The EC’s move comes amid rising complaints from multiple political parties and civil society groups. The BJP has alleged that some Block Development Officers accused of being politically aligned were pressuring Booth Level Officers to:
- Share OTPs required to submit SIR forms,
- Allow insertion of new names without in-person verification,
- Retain names of dead voters,
- Retain entries of voters who have permanently shifted,
- And allegedly include names of illegal Bangladeshi immigrants.
These allegations are currently under examination, but the EC’s latest findings lend weight to concerns that the enumeration process may have been compromised in certain pockets of the state.
Opposition parties including the CPI(M) and Congress also met with the EC-appointed Special Roll Observer Subrata Gupta on Monday, submitting documents and allegations claiming large-scale discrepancies in the ongoing SIR process. In addition to the booths with zero discrepancies, the Election Commission has flagged thousands more that show unrealistically low numbers of uncollectable forms:
- 542 booths reported only one uncollectable form
- 420 booths reported two
- 372 booths reported three
- 374 booths reported four
- 481 booths reported five
Combined with the 2,208 booths that reported none, the pattern suggests a widespread administrative phenomenon rather than isolated clerical error. Experts believe that such “perfect” outcomes typically arise from:
- Administrative Pressure: Local officers fearing political backlash may have avoided reporting genuine uncollectable forms.
- Artificial Compliance: Staff may have rushed the process to meet unofficial targets of “100 per cent form collection”.
- Manipulation of roll data: By avoiding uncollectable entries, outdated or questionable names remain on the rolls an issue with electoral implications.
- Intimidation or fear among BLOs: In some areas, BLOs are contract staff who may face pressure from local political actors.
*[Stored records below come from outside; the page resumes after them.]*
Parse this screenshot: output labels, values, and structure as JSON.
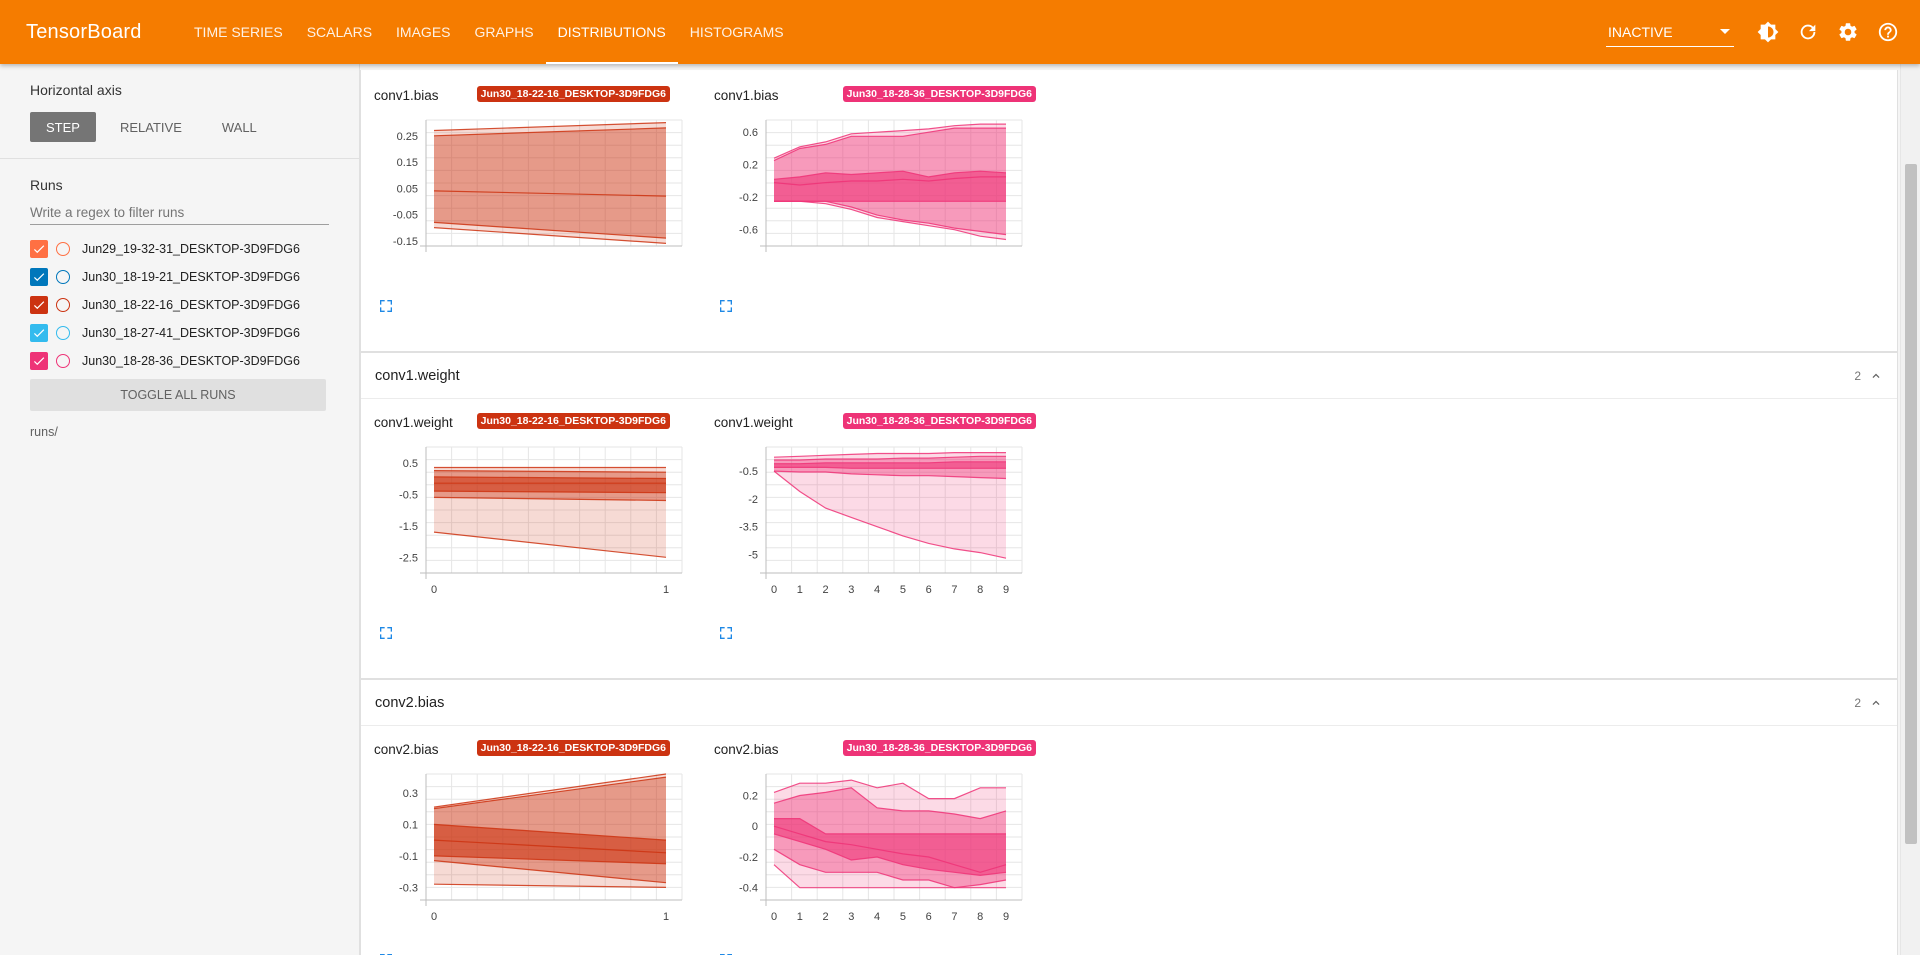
{
  "app": {
    "title": "TensorBoard"
  },
  "nav": {
    "tabs": [
      {
        "label": "TIME SERIES"
      },
      {
        "label": "SCALARS"
      },
      {
        "label": "IMAGES"
      },
      {
        "label": "GRAPHS"
      },
      {
        "label": "DISTRIBUTIONS",
        "active": true
      },
      {
        "label": "HISTOGRAMS"
      }
    ],
    "status_select": "INACTIVE"
  },
  "sidebar": {
    "horizontal_axis": {
      "title": "Horizontal axis",
      "options": [
        {
          "label": "STEP",
          "active": true
        },
        {
          "label": "RELATIVE"
        },
        {
          "label": "WALL"
        }
      ]
    },
    "runs": {
      "title": "Runs",
      "filter_placeholder": "Write a regex to filter runs",
      "items": [
        {
          "name": "Jun29_19-32-31_DESKTOP-3D9FDG6",
          "color": "#ff7043",
          "checked": true
        },
        {
          "name": "Jun30_18-19-21_DESKTOP-3D9FDG6",
          "color": "#0077bb",
          "checked": true
        },
        {
          "name": "Jun30_18-22-16_DESKTOP-3D9FDG6",
          "color": "#cc3311",
          "checked": true
        },
        {
          "name": "Jun30_18-27-41_DESKTOP-3D9FDG6",
          "color": "#33bbee",
          "checked": true
        },
        {
          "name": "Jun30_18-28-36_DESKTOP-3D9FDG6",
          "color": "#ee3377",
          "checked": true
        }
      ],
      "toggle_label": "TOGGLE ALL RUNS",
      "logdir": "runs/"
    }
  },
  "groups": [
    {
      "name": "conv1.bias",
      "count": ""
    },
    {
      "name": "conv1.weight",
      "count": "2"
    },
    {
      "name": "conv2.bias",
      "count": "2"
    }
  ],
  "chart_data": [
    {
      "type": "area",
      "title": "conv1.bias",
      "run": "Jun30_18-22-16_DESKTOP-3D9FDG6",
      "color": "#cc3311",
      "x": [
        0,
        1
      ],
      "xticks": [],
      "ylim": [
        -0.17,
        0.31
      ],
      "yticks": [
        0.25,
        0.15,
        0.05,
        -0.05,
        -0.15
      ],
      "bands": [
        [
          -0.1,
          -0.16
        ],
        [
          -0.08,
          -0.14
        ],
        [
          0.04,
          0.02
        ],
        [
          0.25,
          0.28
        ],
        [
          0.27,
          0.3
        ]
      ]
    },
    {
      "type": "area",
      "title": "conv1.bias",
      "run": "Jun30_18-28-36_DESKTOP-3D9FDG6",
      "color": "#ee3377",
      "x": [
        0,
        1,
        2,
        3,
        4,
        5,
        6,
        7,
        8,
        9
      ],
      "xticks": [],
      "ylim": [
        -0.8,
        0.75
      ],
      "yticks": [
        0.6,
        0.2,
        -0.2,
        -0.6
      ],
      "bands": [
        [
          -0.25,
          -0.25,
          -0.28,
          -0.35,
          -0.45,
          -0.5,
          -0.55,
          -0.6,
          -0.68,
          -0.72
        ],
        [
          -0.25,
          -0.25,
          -0.25,
          -0.32,
          -0.42,
          -0.48,
          -0.52,
          -0.58,
          -0.62,
          -0.66
        ],
        [
          -0.25,
          -0.25,
          -0.25,
          -0.25,
          -0.25,
          -0.25,
          -0.25,
          -0.25,
          -0.25,
          -0.25
        ],
        [
          -0.02,
          -0.05,
          -0.02,
          0.0,
          0.0,
          0.02,
          0.0,
          0.03,
          0.05,
          0.05
        ],
        [
          0.02,
          0.05,
          0.1,
          0.08,
          0.1,
          0.12,
          0.05,
          0.1,
          0.12,
          0.1
        ],
        [
          0.25,
          0.4,
          0.45,
          0.55,
          0.55,
          0.55,
          0.6,
          0.65,
          0.65,
          0.65
        ],
        [
          0.28,
          0.42,
          0.48,
          0.58,
          0.6,
          0.62,
          0.64,
          0.68,
          0.7,
          0.7
        ]
      ]
    },
    {
      "type": "area",
      "title": "conv1.weight",
      "run": "Jun30_18-22-16_DESKTOP-3D9FDG6",
      "color": "#cc3311",
      "x": [
        0,
        1
      ],
      "xticks": [
        0,
        1
      ],
      "ylim": [
        -3.0,
        1.0
      ],
      "yticks": [
        0.5,
        -0.5,
        -1.5,
        -2.5
      ],
      "bands": [
        [
          -1.7,
          -2.5
        ],
        [
          -0.6,
          -0.7
        ],
        [
          -0.4,
          -0.45
        ],
        [
          -0.15,
          -0.15
        ],
        [
          0.05,
          0.0
        ],
        [
          0.25,
          0.2
        ],
        [
          0.35,
          0.35
        ]
      ]
    },
    {
      "type": "area",
      "title": "conv1.weight",
      "run": "Jun30_18-28-36_DESKTOP-3D9FDG6",
      "color": "#ee3377",
      "x": [
        0,
        1,
        2,
        3,
        4,
        5,
        6,
        7,
        8,
        9
      ],
      "xticks": [
        0,
        1,
        2,
        3,
        4,
        5,
        6,
        7,
        8,
        9
      ],
      "ylim": [
        -6.0,
        0.8
      ],
      "yticks": [
        -0.5,
        -2,
        -3.5,
        -5
      ],
      "bands": [
        [
          -0.5,
          -1.6,
          -2.5,
          -3.0,
          -3.5,
          -4.0,
          -4.4,
          -4.7,
          -4.9,
          -5.2
        ],
        [
          -0.5,
          -0.55,
          -0.55,
          -0.65,
          -0.7,
          -0.75,
          -0.75,
          -0.8,
          -0.85,
          -0.9
        ],
        [
          -0.3,
          -0.3,
          -0.3,
          -0.35,
          -0.35,
          -0.35,
          -0.35,
          -0.35,
          -0.35,
          -0.35
        ],
        [
          -0.1,
          -0.1,
          -0.05,
          -0.05,
          -0.05,
          -0.05,
          -0.05,
          0.0,
          0.0,
          0.0
        ],
        [
          0.1,
          0.1,
          0.15,
          0.15,
          0.15,
          0.2,
          0.2,
          0.25,
          0.3,
          0.3
        ],
        [
          0.25,
          0.3,
          0.35,
          0.4,
          0.45,
          0.45,
          0.45,
          0.5,
          0.5,
          0.5
        ]
      ]
    },
    {
      "type": "area",
      "title": "conv2.bias",
      "run": "Jun30_18-22-16_DESKTOP-3D9FDG6",
      "color": "#cc3311",
      "x": [
        0,
        1
      ],
      "xticks": [
        0,
        1
      ],
      "ylim": [
        -0.38,
        0.42
      ],
      "yticks": [
        0.3,
        0.1,
        -0.1,
        -0.3
      ],
      "bands": [
        [
          -0.28,
          -0.3
        ],
        [
          -0.13,
          -0.27
        ],
        [
          -0.1,
          -0.15
        ],
        [
          0.0,
          -0.08
        ],
        [
          0.1,
          0.0
        ],
        [
          0.2,
          0.4
        ],
        [
          0.21,
          0.42
        ]
      ]
    },
    {
      "type": "area",
      "title": "conv2.bias",
      "run": "Jun30_18-28-36_DESKTOP-3D9FDG6",
      "color": "#ee3377",
      "x": [
        0,
        1,
        2,
        3,
        4,
        5,
        6,
        7,
        8,
        9
      ],
      "xticks": [
        0,
        1,
        2,
        3,
        4,
        5,
        6,
        7,
        8,
        9
      ],
      "ylim": [
        -0.48,
        0.34
      ],
      "yticks": [
        0.2,
        0,
        -0.2,
        -0.4
      ],
      "bands": [
        [
          -0.25,
          -0.4,
          -0.4,
          -0.4,
          -0.4,
          -0.4,
          -0.4,
          -0.4,
          -0.4,
          -0.4
        ],
        [
          -0.15,
          -0.25,
          -0.3,
          -0.3,
          -0.3,
          -0.35,
          -0.35,
          -0.4,
          -0.38,
          -0.35
        ],
        [
          -0.05,
          -0.1,
          -0.15,
          -0.22,
          -0.2,
          -0.25,
          -0.28,
          -0.3,
          -0.32,
          -0.3
        ],
        [
          0.0,
          -0.05,
          -0.1,
          -0.12,
          -0.15,
          -0.18,
          -0.2,
          -0.25,
          -0.3,
          -0.25
        ],
        [
          0.05,
          0.05,
          -0.05,
          -0.05,
          -0.05,
          -0.05,
          -0.05,
          -0.05,
          -0.05,
          -0.05
        ],
        [
          0.15,
          0.2,
          0.22,
          0.25,
          0.12,
          0.1,
          0.1,
          0.08,
          0.05,
          0.1
        ],
        [
          0.22,
          0.28,
          0.28,
          0.3,
          0.25,
          0.28,
          0.18,
          0.18,
          0.25,
          0.25
        ]
      ]
    }
  ]
}
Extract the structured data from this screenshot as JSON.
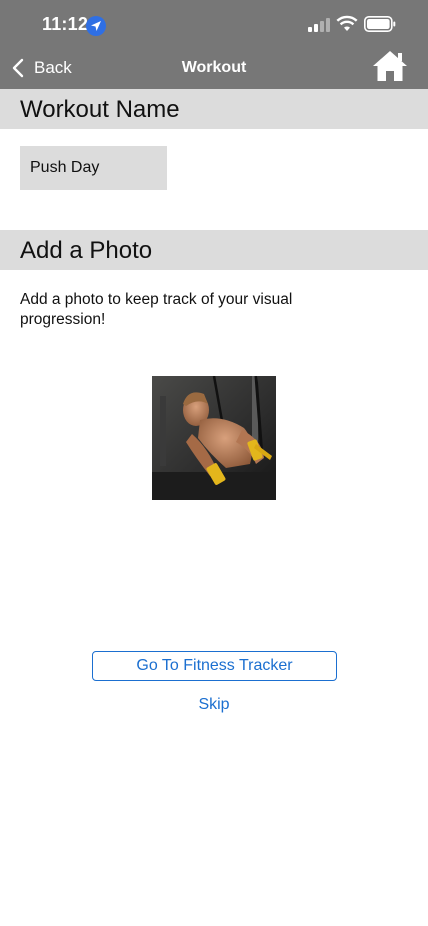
{
  "status_bar": {
    "time": "11:12"
  },
  "nav": {
    "back_label": "Back",
    "title": "Workout"
  },
  "workout_name": {
    "header": "Workout Name",
    "value": "Push Day"
  },
  "photo": {
    "header": "Add a Photo",
    "description": "Add a photo to keep track of your visual progression!"
  },
  "actions": {
    "tracker_label": "Go To Fitness Tracker",
    "skip_label": "Skip"
  },
  "colors": {
    "bar": "#777777",
    "section": "#dcdcdc",
    "accent": "#1b6fd0",
    "location": "#2f6fe4"
  }
}
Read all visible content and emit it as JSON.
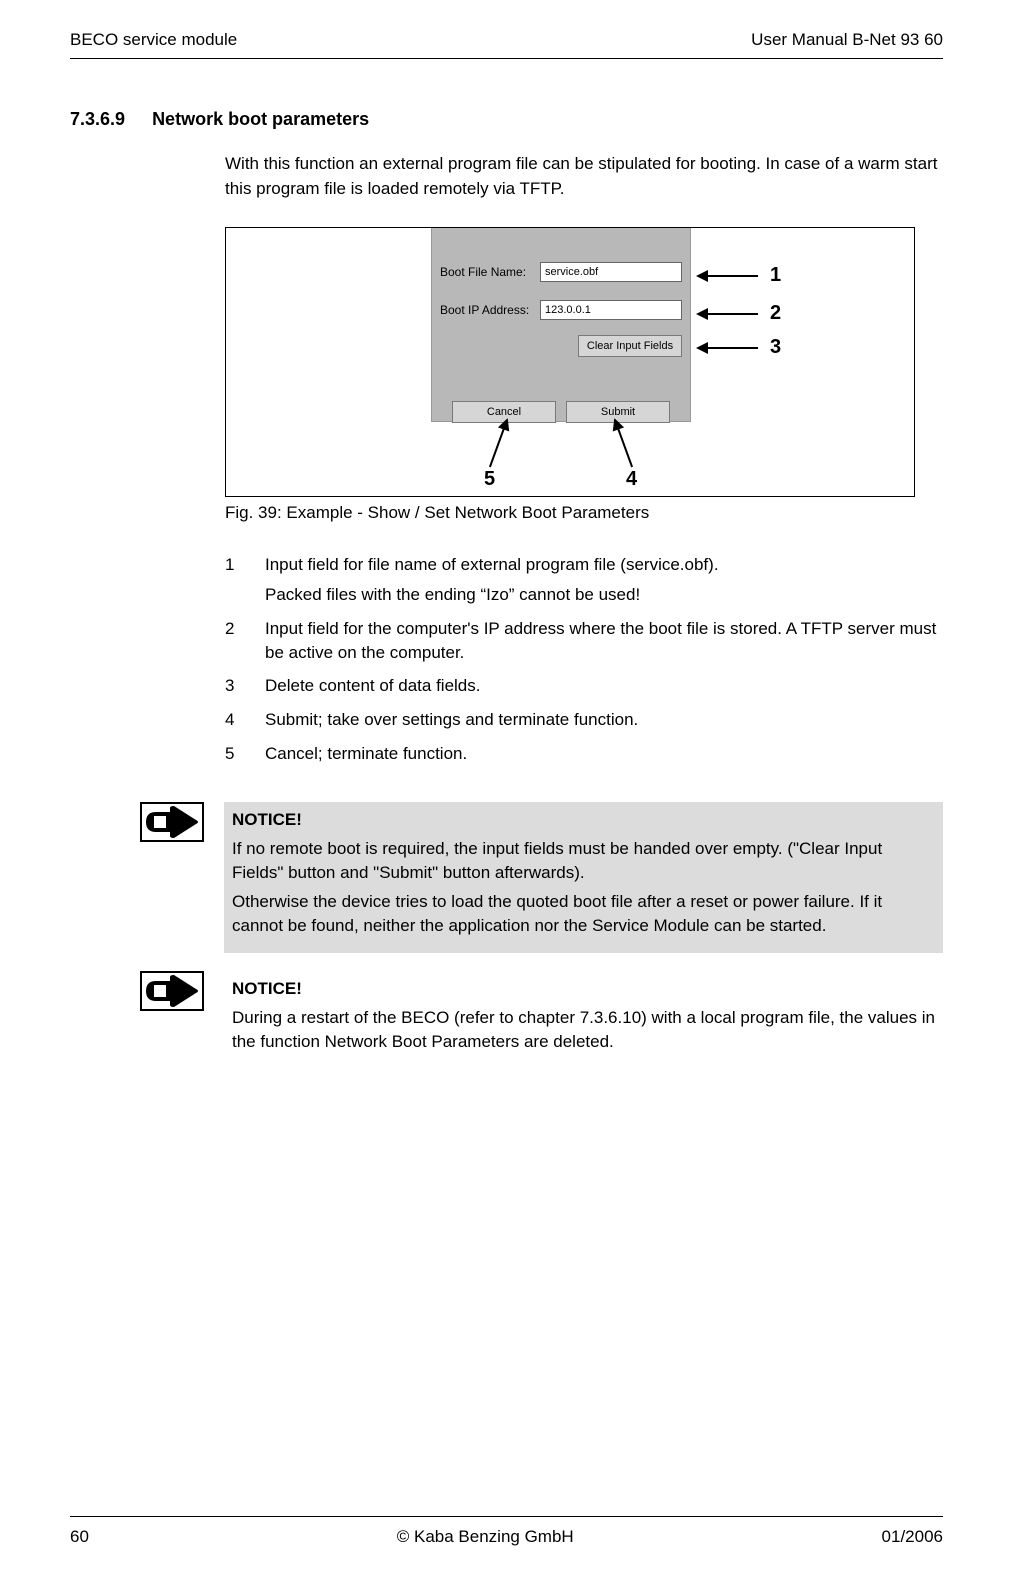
{
  "header": {
    "left": "BECO service module",
    "right": "User Manual B-Net 93 60"
  },
  "section": {
    "number": "7.3.6.9",
    "title": "Network boot parameters"
  },
  "intro": "With this function an external program file can be stipulated for booting. In case of a warm start this program file is loaded remotely via TFTP.",
  "ui": {
    "boot_file_label": "Boot File Name:",
    "boot_file_value": "service.obf",
    "boot_ip_label": "Boot IP Address:",
    "boot_ip_value": "123.0.0.1",
    "clear_btn": "Clear Input Fields",
    "cancel_btn": "Cancel",
    "submit_btn": "Submit",
    "callouts": {
      "c1": "1",
      "c2": "2",
      "c3": "3",
      "c4": "4",
      "c5": "5"
    }
  },
  "fig_caption": "Fig. 39: Example - Show / Set Network Boot Parameters",
  "list": {
    "i1n": "1",
    "i1a": "Input field for file name of external program file (service.obf).",
    "i1b": "Packed files with the ending “Izo” cannot be used!",
    "i2n": "2",
    "i2": "Input field for the computer's IP address where the boot file is stored. A TFTP server must be active on the computer.",
    "i3n": "3",
    "i3": "Delete content of data fields.",
    "i4n": "4",
    "i4": "Submit; take over settings and terminate function.",
    "i5n": "5",
    "i5": "Cancel; terminate function."
  },
  "notice1": {
    "title": "NOTICE!",
    "p1": "If no remote boot is required, the input fields must be handed over empty. (\"Clear Input Fields\" button and \"Submit\" button afterwards).",
    "p2": "Otherwise the device tries to load the quoted boot file after a reset or power failure. If it cannot be found, neither the application nor the Service Module can be started."
  },
  "notice2": {
    "title": "NOTICE!",
    "p1": "During a restart of the BECO (refer to chapter 7.3.6.10) with a local program file, the values in the function Network Boot Parameters are deleted."
  },
  "footer": {
    "left": "60",
    "center": "© Kaba Benzing GmbH",
    "right": "01/2006"
  }
}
Special roll observer Subrata Gupta has begun:
- Public grievance hearings
- Closed-door meetings with political delegations
- Scrutiny of administrative lapses
- Verification of alleged tampering and misuse of BLO credentials
Sources confirm that Gupta may also recommend internal disciplinary action against officials found to have furnished incorrect or forced data. The EC is preparing to send field teams to some of the most suspicious booths, especially in South 24 Parganas, Murshidabad, and Malda.